CLI Chatbot with Memory

what you build

A terminal-based AI chatbot with persistent memory, multiple personas, and session management — demonstrates LLM API usage without a web framework.

Multi-turn conversation with full history sent to the API
Custom system personas: teacher, code reviewer, study buddy
Save and load conversation sessions to/from JSON files
Commands: /save, /load, /clear, /history, /persona, /quit
Rich terminal UI with colored output (rich library)
Token usage tracking and cost estimation per session

prerequisites

Before You Start

Python basics (functions, JSON, argparse)
Basic understanding of LLM APIs (OpenAI)
Command line comfort

architecture

How It Works

⌨ User Input
(terminal)

→

📝 Message History
(list of dicts)

→

🤖 OpenAI API
(chat.completions)

→

💬 Response Display
(rich library)

→

💾 JSON Session
Save/Load

3-week plan

Milestone Breakdown

Week 1

Core Chat Loop

Build basic REPL loop: input → OpenAI API → print response
Implement conversation history with role: user/assistant
Add system prompt and persona support

Week 2

Commands + Session Management

Implement /save, /load, /clear, /history commands
JSON serialisation of conversation history
Token counting and cost tracking

Week 3

Polish + Documentation

Add rich library for colored terminal output
argparse for --persona and --session CLI flags
README with usage examples

key code

Core Implementation

chatbot.py

from openai import OpenAI
import json

client = OpenAI()

def chat(history: list, user_message: str) -> str:
    history.append({"role": "user", "content": user_message})
    response = client.chat.completions.create(
        model="gpt-4o-mini",
        messages=history
    )
    reply = response.choices[0].message.content
    history.append({"role": "assistant", "content": reply})
    return reply

history = [{"role": "system", "content": "You are a helpful ML tutor."}]
while (msg := input("You: ")) != "/quit":
    print(f"Bot: {chat(history, msg)}")

deployment

Deploy to Streamlit Cloud (Free)

deploy.sh

# requirements.txt: openai rich
# Run: python chatbot.py --persona teacher
# Package as PyPI: python -m build && pip install dist/*.whl

Create a free account at share.streamlit.io, connect your GitHub repo, and deploy in one click.

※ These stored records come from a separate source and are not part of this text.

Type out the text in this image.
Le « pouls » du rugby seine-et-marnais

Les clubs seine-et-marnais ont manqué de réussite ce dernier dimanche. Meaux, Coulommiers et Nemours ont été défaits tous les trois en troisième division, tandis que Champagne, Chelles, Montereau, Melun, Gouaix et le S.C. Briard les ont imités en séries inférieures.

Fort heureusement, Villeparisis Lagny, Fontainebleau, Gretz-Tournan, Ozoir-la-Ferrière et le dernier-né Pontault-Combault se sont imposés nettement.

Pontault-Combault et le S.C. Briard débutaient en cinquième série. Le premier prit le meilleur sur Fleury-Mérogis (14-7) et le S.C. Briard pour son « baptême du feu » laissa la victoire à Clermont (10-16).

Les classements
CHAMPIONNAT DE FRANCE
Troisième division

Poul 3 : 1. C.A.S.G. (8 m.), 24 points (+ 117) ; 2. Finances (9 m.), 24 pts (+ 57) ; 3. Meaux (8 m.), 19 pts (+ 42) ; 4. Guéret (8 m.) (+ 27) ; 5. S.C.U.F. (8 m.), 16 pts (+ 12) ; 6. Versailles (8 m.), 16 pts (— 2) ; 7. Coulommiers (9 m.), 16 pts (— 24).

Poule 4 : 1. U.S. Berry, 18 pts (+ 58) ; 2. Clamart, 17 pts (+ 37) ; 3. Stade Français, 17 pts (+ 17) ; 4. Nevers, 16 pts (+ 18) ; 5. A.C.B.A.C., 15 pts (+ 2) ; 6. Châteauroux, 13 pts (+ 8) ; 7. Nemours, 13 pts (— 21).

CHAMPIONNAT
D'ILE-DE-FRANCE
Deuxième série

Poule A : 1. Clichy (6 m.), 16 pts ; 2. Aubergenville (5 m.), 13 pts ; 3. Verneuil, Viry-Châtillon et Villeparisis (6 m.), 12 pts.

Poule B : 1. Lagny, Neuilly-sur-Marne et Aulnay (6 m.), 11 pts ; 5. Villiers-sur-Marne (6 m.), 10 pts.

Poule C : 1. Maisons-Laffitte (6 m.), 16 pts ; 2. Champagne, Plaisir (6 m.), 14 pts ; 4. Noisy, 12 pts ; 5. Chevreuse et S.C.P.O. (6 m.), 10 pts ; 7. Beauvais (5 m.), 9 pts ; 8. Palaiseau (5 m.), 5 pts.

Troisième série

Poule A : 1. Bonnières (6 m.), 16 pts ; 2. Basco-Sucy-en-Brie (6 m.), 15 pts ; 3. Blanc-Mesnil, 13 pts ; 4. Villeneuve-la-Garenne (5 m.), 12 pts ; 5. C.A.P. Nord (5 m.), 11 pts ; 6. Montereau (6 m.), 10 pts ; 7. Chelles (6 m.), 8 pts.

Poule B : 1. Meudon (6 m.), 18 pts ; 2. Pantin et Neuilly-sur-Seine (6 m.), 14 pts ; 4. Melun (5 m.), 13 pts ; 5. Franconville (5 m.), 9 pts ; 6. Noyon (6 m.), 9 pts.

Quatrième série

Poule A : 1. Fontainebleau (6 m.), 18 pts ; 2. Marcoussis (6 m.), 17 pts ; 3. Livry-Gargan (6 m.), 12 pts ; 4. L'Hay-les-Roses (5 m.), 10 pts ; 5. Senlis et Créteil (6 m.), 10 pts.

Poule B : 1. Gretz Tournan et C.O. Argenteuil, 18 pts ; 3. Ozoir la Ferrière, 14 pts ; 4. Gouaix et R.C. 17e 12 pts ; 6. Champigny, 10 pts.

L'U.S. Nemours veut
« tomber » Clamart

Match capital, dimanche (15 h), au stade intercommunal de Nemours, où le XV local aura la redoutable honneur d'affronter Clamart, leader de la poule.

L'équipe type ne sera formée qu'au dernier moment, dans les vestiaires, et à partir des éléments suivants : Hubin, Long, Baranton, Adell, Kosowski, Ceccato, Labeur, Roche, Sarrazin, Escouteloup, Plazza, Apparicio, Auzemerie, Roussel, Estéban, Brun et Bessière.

Your app gets a public URL instantly.

viva prep

10 Viva Questions with Answers

Q1. How does conversation memory work in the OpenAI API?

The API is stateless — it has no memory. You implement memory by sending the full conversation history (list of role/content dicts) with every request. The model "remembers" by reading the history.

Q2. What is the difference between system, user, and assistant roles?

system: sets the AI's persona and behaviour (not shown to user). user: the human's input. assistant: the AI's previous responses. All are sent in the messages array.

Q3. How does increasing conversation length affect cost?

You pay for every token sent, including the full history. A 100-message conversation sends all 100 messages with every new request. Cost grows O(n) where n is conversation length.

Q4. How would you handle very long conversations to control cost?

Sliding window: keep only the last N messages. Summarisation: periodically summarise old messages into a compact summary (using the LLM). Truncation: drop oldest messages when approaching context limit.

Q5. What is the context window and why does it matter?

The maximum tokens a model can process in one request. GPT-4o-mini: 128K tokens. If your history exceeds this, you get an error. Track token count with tiktoken library.

Q6. How would you add streaming to show responses word by word?

stream=True in the API call returns a generator. Iterate over chunks: for chunk in stream: print(chunk.choices[0].delta.content, end=""). Users see immediate feedback.

Q7. How do you save and load conversation sessions?

json.dump(history, file) to save. json.load(file) to restore. Include metadata: session_id, created_at, total_tokens. Store in ~/.chatbot/sessions/ for per-user isolation.

Q8. What persona examples would make this useful for students?

ML Tutor (explains concepts with examples), Code Reviewer (reviews Python code, suggests improvements), Study Buddy (quizzes on ML topics, gives hints without answers), Viva Coach (asks hard project questions).

Q9. How would you add a GUI version of this chatbot?

Use Gradio (gr.ChatInterface — 5 lines of code for a web chat UI) or Streamlit with st.chat_message. Both provide browser-based interfaces using the same backend logic.

Q10. What error handling would you add for production?

RateLimitError (exponential backoff retry), APIConnectionError (retry with timeout), AuthenticationError (clear error message). Track and display remaining budget. Gracefully handle empty responses.